GUILLAUME APOLLINAIRE


Clair de Lune

Lune mellifluente aux lèvres des déments
Les vergers et les bourgs cette nuit sont gourmands
Les astres assez bien figurent les abeilles
De ce miel lumineux qui dégoutte des treilles
Car voici que tout doux et leur tombant du ciel
Chaque rayon de lune est un rayon de miel
Or caché je conçois la très douce aventure
J’ai peur du dard de feu de cette abeille Arcture
Qui posa dans mes mains des rayons décevants
Et prit son miel lunaire à la rose des vents

Alcools, 1913
……………………….

PIERRE AUGER
 

Astrophysique

Au fond de l'âme du savant
Vit un poète
Qui va parfois lui inspirant
Un air de fête
Et peut alors sans ridicule
Trouver du charme aux particules
Et lever sur l'antimatière
L'étrange arc-en-ciel du mystère !
Sur le globe les continents
Dansent un ballet languissant.
Les étoiles du firmament
À des milliers d'années-lumière
Sont comme des grains de poussière
Sur la peau d'un ballon d'enfant
Que gonfle un souffle transcendant
Après l'explosion initiale
Créant tout, d'un coup de cymbales !
Mais le Néant n'est pas vaincu :
Les trous noirs sont sa descendance
Et qui en approche est tenu
D'abandonner toute espérance.

…………………..


NANOU AURIOL 

Une étoile

Si à chaque naissance pousse un arbre, une rose, un cyprès,
J'aimerais qu'une étoile s'accroche à l'univers
Comme à ces beaux sapins de mon enfance
Majestueux, agrippés au pied de l'escalier ciré
Où tu allumais ces bougies pincées sur une branche
La "grande filante" au sommet du pic vert.

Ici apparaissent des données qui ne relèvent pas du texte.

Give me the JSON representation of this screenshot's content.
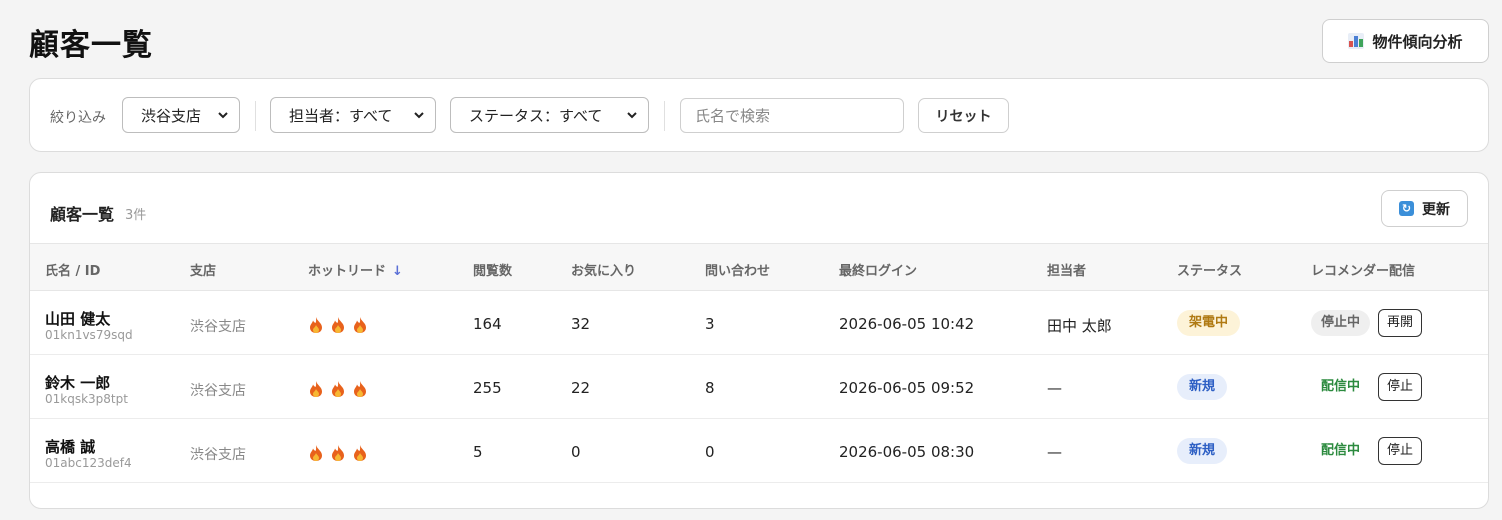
{
  "page": {
    "title": "顧客一覧"
  },
  "toolbar": {
    "analysis_label": "物件傾向分析",
    "analysis_icon": "bar-chart-icon"
  },
  "filters": {
    "label": "絞り込み",
    "branch_value": "渋谷支店",
    "rep_value": "担当者：すべて",
    "status_value": "ステータス：すべて",
    "search_placeholder": "氏名で検索",
    "reset_label": "リセット"
  },
  "list": {
    "title": "顧客一覧",
    "count": "3件",
    "refresh_label": "更新",
    "columns": [
      "氏名 / ID",
      "支店",
      "ホットリード",
      "閲覧数",
      "お気に入り",
      "問い合わせ",
      "最終ログイン",
      "担当者",
      "ステータス",
      "レコメンダー配信"
    ],
    "sort_indicator": "↓",
    "rows": [
      {
        "name": "山田 健太",
        "id": "01kn1vs79sqd",
        "branch": "渋谷支店",
        "hot_level": 3,
        "views": "164",
        "favorites": "32",
        "inquiries": "3",
        "last_login": "2026-06-05 10:42",
        "rep": "田中 太郎",
        "status": "架電中",
        "rec_status": "停止中",
        "rec_action": "再開"
      },
      {
        "name": "鈴木 一郎",
        "id": "01kqsk3p8tpt",
        "branch": "渋谷支店",
        "hot_level": 3,
        "views": "255",
        "favorites": "22",
        "inquiries": "8",
        "last_login": "2026-06-05 09:52",
        "rep": "—",
        "status": "新規",
        "rec_status": "配信中",
        "rec_action": "停止"
      },
      {
        "name": "高橋 誠",
        "id": "01abc123def4",
        "branch": "渋谷支店",
        "hot_level": 3,
        "views": "5",
        "favorites": "0",
        "inquiries": "0",
        "last_login": "2026-06-05 08:30",
        "rep": "—",
        "status": "新規",
        "rec_status": "配信中",
        "rec_action": "停止"
      }
    ]
  },
  "colors": {
    "accent_blue": "#2d5fc4",
    "calling": "#b07a12",
    "active": "#2b8a3e",
    "flame": "#e8621c"
  }
}
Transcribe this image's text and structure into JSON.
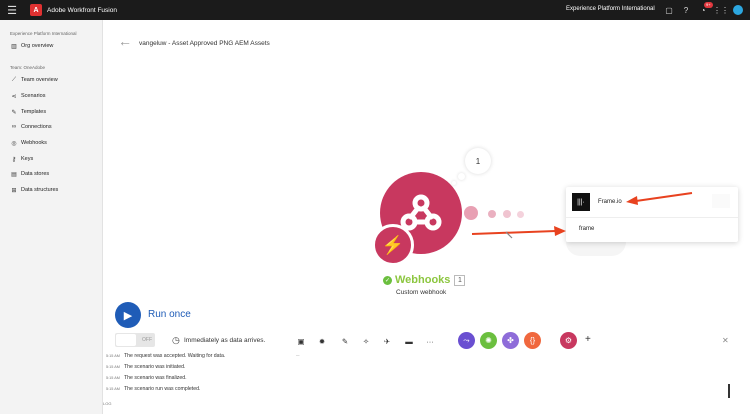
{
  "topbar": {
    "app_title": "Adobe Workfront Fusion",
    "org_name": "Experience Platform International",
    "notification_count": "9+",
    "icons": [
      "menu-icon",
      "chat-icon",
      "help-icon",
      "bell-icon",
      "apps-grid-icon",
      "avatar"
    ]
  },
  "sidebar": {
    "org_section": "Experience Platform International",
    "org_overview": "Org overview",
    "team_section": "Team: OneAdobe",
    "items": [
      {
        "label": "Team overview",
        "icon": "chart-icon"
      },
      {
        "label": "Scenarios",
        "icon": "share-icon"
      },
      {
        "label": "Templates",
        "icon": "puzzle-icon"
      },
      {
        "label": "Connections",
        "icon": "link-icon"
      },
      {
        "label": "Webhooks",
        "icon": "globe-icon"
      },
      {
        "label": "Keys",
        "icon": "key-icon"
      },
      {
        "label": "Data stores",
        "icon": "database-icon"
      },
      {
        "label": "Data structures",
        "icon": "structure-icon"
      }
    ]
  },
  "scenario": {
    "title": "vangeluw - Asset Approved PNG AEM Assets",
    "bubble_count": "1",
    "module_name": "Webhooks",
    "module_number": "1",
    "module_subtitle": "Custom webhook"
  },
  "popup": {
    "app_result": "Frame.io",
    "app_icon_text": "|||·",
    "search_value": "frame"
  },
  "toolbar": {
    "run_label": "Run once",
    "toggle_label": "OFF",
    "schedule_label": "Immediately as data arrives.",
    "save_sublabel": "—",
    "app_colors": [
      "#6a4fd1",
      "#6bbf3f",
      "#8e6cd9",
      "#f0683e",
      "#c8385f"
    ]
  },
  "log": {
    "label": "LOG",
    "entries": [
      {
        "time": "5:15 AM",
        "message": "The request was accepted. Waiting for data."
      },
      {
        "time": "5:15 AM",
        "message": "The scenario was initiated."
      },
      {
        "time": "5:15 AM",
        "message": "The scenario was finalized."
      },
      {
        "time": "5:15 AM",
        "message": "The scenario run was completed."
      }
    ]
  },
  "colors": {
    "webhook_module": "#c8385f",
    "run_button": "#1f5cb7",
    "annotation_arrow": "#e8421f",
    "success_green": "#8cc63f"
  }
}
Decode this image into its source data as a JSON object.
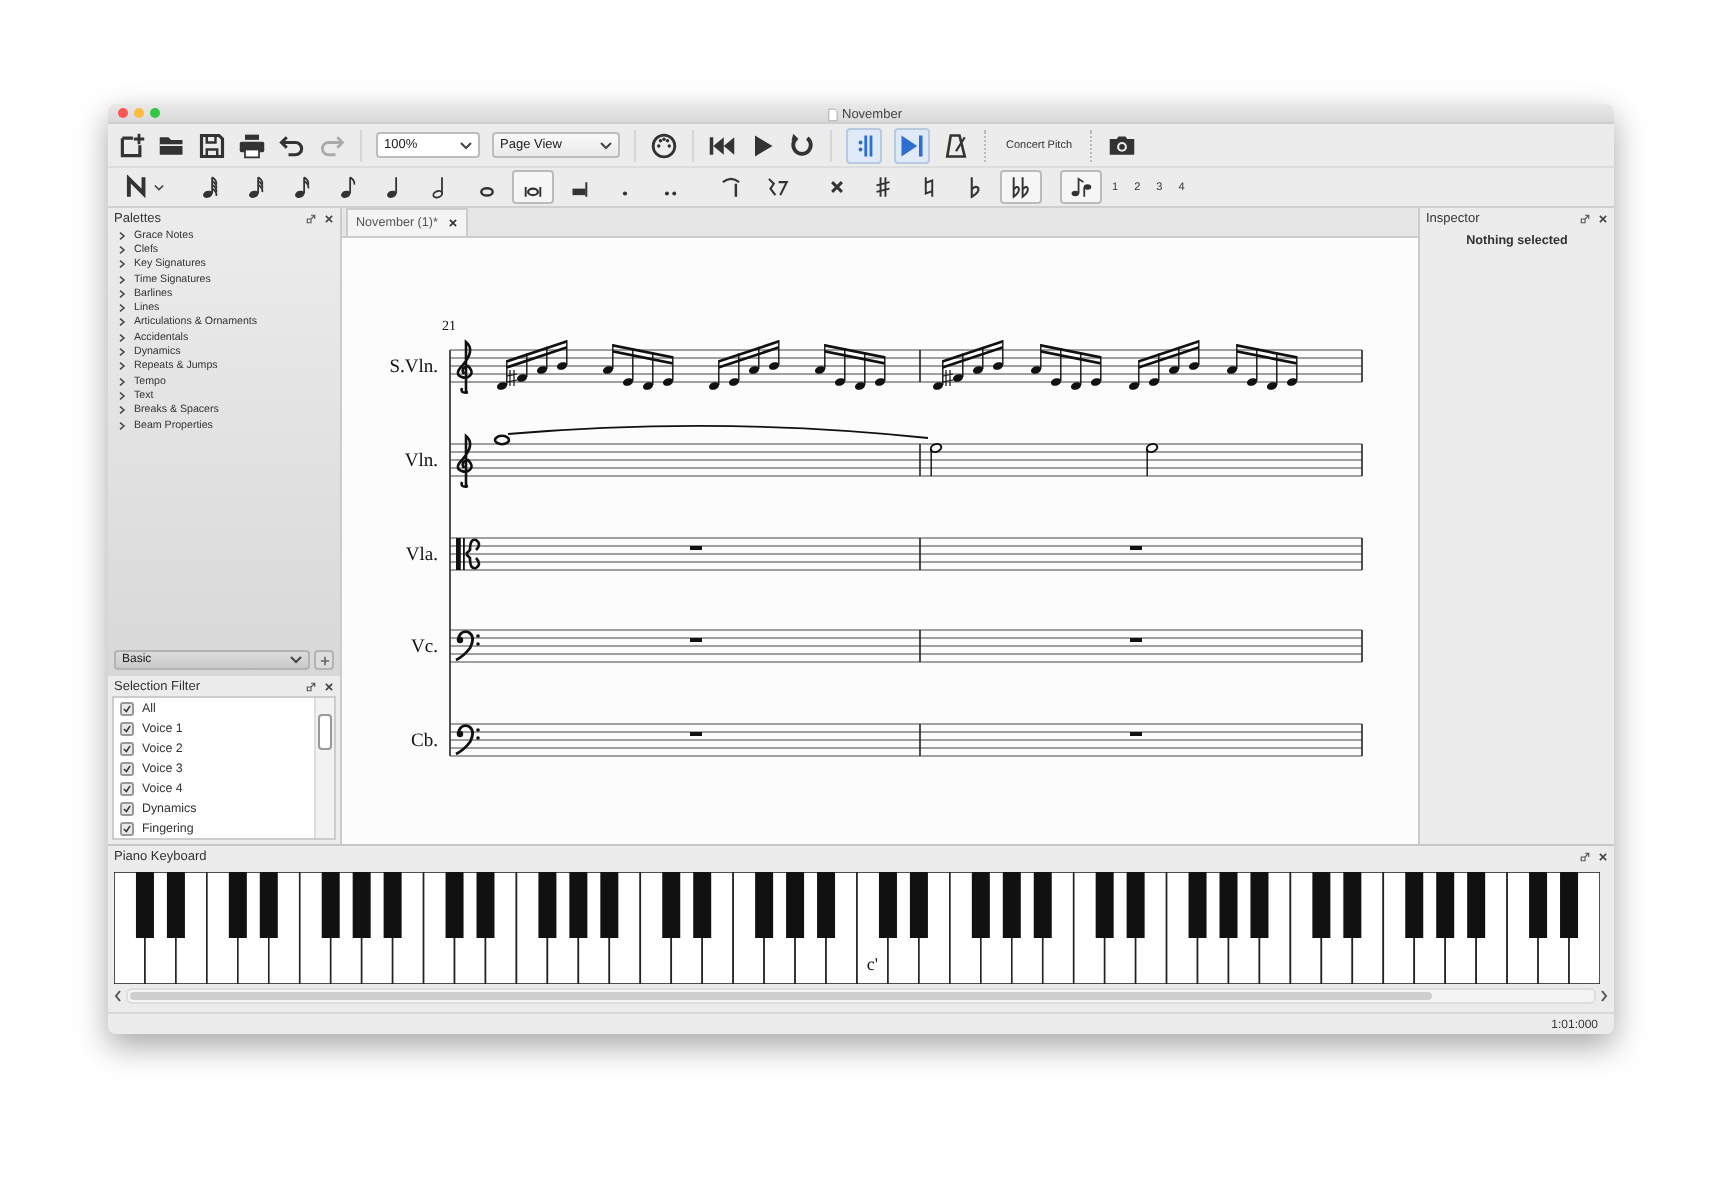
{
  "window": {
    "title": "November"
  },
  "toolbar": {
    "zoom": "100%",
    "view_mode": "Page View",
    "playback_toggles": [
      {
        "kind": "repeat",
        "selected": true
      },
      {
        "kind": "pan",
        "selected": true
      }
    ],
    "concert_pitch": {
      "label": "Concert Pitch",
      "selected": false
    }
  },
  "note_input": {
    "buttons": [
      {
        "kind": "noteinput",
        "selected": false
      },
      {
        "kind": "sixtyfourth",
        "selected": false
      },
      {
        "kind": "thirtysecond",
        "selected": false
      },
      {
        "kind": "sixteenth",
        "selected": false
      },
      {
        "kind": "eighth",
        "selected": false
      },
      {
        "kind": "quarter",
        "selected": false
      },
      {
        "kind": "half",
        "selected": false
      },
      {
        "kind": "whole",
        "selected": false
      },
      {
        "kind": "breve",
        "selected": true
      },
      {
        "kind": "longa",
        "selected": false
      },
      {
        "kind": "dot",
        "selected": false
      },
      {
        "kind": "doubledot",
        "selected": false
      },
      {
        "kind": "tie",
        "selected": false
      },
      {
        "kind": "rest",
        "selected": false
      },
      {
        "kind": "doublesharp",
        "selected": false
      },
      {
        "kind": "sharp",
        "selected": false
      },
      {
        "kind": "natural",
        "selected": false
      },
      {
        "kind": "flat",
        "selected": false
      },
      {
        "kind": "doubleflat",
        "selected": true
      },
      {
        "kind": "flip",
        "selected": true
      }
    ],
    "voices": [
      "1",
      "2",
      "3",
      "4"
    ]
  },
  "palettes": {
    "title": "Palettes",
    "items": [
      {
        "label": "Grace Notes",
        "expanded": false
      },
      {
        "label": "Clefs",
        "expanded": false
      },
      {
        "label": "Key Signatures",
        "expanded": false
      },
      {
        "label": "Time Signatures",
        "expanded": false
      },
      {
        "label": "Barlines",
        "expanded": false
      },
      {
        "label": "Lines",
        "expanded": false
      },
      {
        "label": "Articulations & Ornaments",
        "expanded": false
      },
      {
        "label": "Accidentals",
        "expanded": false
      },
      {
        "label": "Dynamics",
        "expanded": false
      },
      {
        "label": "Repeats & Jumps",
        "expanded": false
      },
      {
        "label": "Tempo",
        "expanded": false
      },
      {
        "label": "Text",
        "expanded": false
      },
      {
        "label": "Breaks & Spacers",
        "expanded": false
      },
      {
        "label": "Beam Properties",
        "expanded": false
      }
    ],
    "workspace": "Basic"
  },
  "selection_filter": {
    "title": "Selection Filter",
    "items": [
      {
        "label": "All",
        "checked": true
      },
      {
        "label": "Voice 1",
        "checked": true
      },
      {
        "label": "Voice 2",
        "checked": true
      },
      {
        "label": "Voice 3",
        "checked": true
      },
      {
        "label": "Voice 4",
        "checked": true
      },
      {
        "label": "Dynamics",
        "checked": true
      },
      {
        "label": "Fingering",
        "checked": true
      }
    ]
  },
  "score_tabs": [
    {
      "label": "November (1)*",
      "selected": true
    }
  ],
  "score": {
    "measure_number": "21",
    "staves": [
      {
        "name": "S.Vln.",
        "kind": "treble"
      },
      {
        "name": "Vln.",
        "kind": "treble"
      },
      {
        "name": "Vla.",
        "kind": "alto"
      },
      {
        "name": "Vc.",
        "kind": "bass"
      },
      {
        "name": "Cb.",
        "kind": "bass"
      }
    ]
  },
  "inspector": {
    "title": "Inspector",
    "message": "Nothing selected"
  },
  "piano_keyboard": {
    "title": "Piano Keyboard",
    "key_label": "c'"
  },
  "status_bar": {
    "position": "1:01:000"
  }
}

Si à chaque dessin, je posais trois soleils
au-dessus d'une cheminée fumante et bien bâtie
Tu entrais comme un astre dans le ciel de ma vie.
Fillette admirative à l'âge des boutons d'or
Tout brillait dans mes yeux, tu étais mon idole
Lorsque tu me portais dans tes bras de Major
Où me tenais la main jusqu'au seuil de l'école.

Tout comme un arbre, une fleur, un humain
Les astres meurent un jour désespérément usés.
De la voûte céleste, vacille un destin
C'est la mort d'une étoile en paillettes d'amour
Décrochée lentement d'un fil d'or en guirlande;
Présence d'un voile noir au déclin des vieux jours .

Rien n'est plus beau qu'une pluie fine d'argent
Éclairant le ciel pâle dans une nuit d'été.
Rien n'est plus douloureux qu'une vie étiolée
Passé d'un grand soleil qui éteint son présent
Laissant un trou noir, une absence, dans un coeur attristé.


                                        Mai juin 93. A mon père.

………………….


CHARLES BAUDELAIRE  1821 - 1867

 
Le soleil


Le long du vieux faubourg, où pendent aux masures
Les persiennes, abri des secrètes luxures,
Quand le soleil cruel frappe à traits redoublés
Sur la ville et les champs, sur les toits et les blés,
Je vais m'exercer seul à ma fantasque escrime,
Flairant dans tous les coins les hasards de la rime,
Trébuchant sur les mots comme sur les pavés,
Heurtant parfois des vers depuis longtemps rêvés.

Ce père nourricier, ennemi des chloroses,
Eveille dans les champs les vers comme les roses ;
Il fait s'évaporer les soucis vers le ciel,
Et remplit les cerveaux et les ruches de miel.
C'est lui qui rajeunit les porteurs de béquilles
Et les rend gais et doux comme des jeunes filles,
Et commande aux moissons de croître et de mûrir
Dans le coeur immortel qui toujours veut fleurir !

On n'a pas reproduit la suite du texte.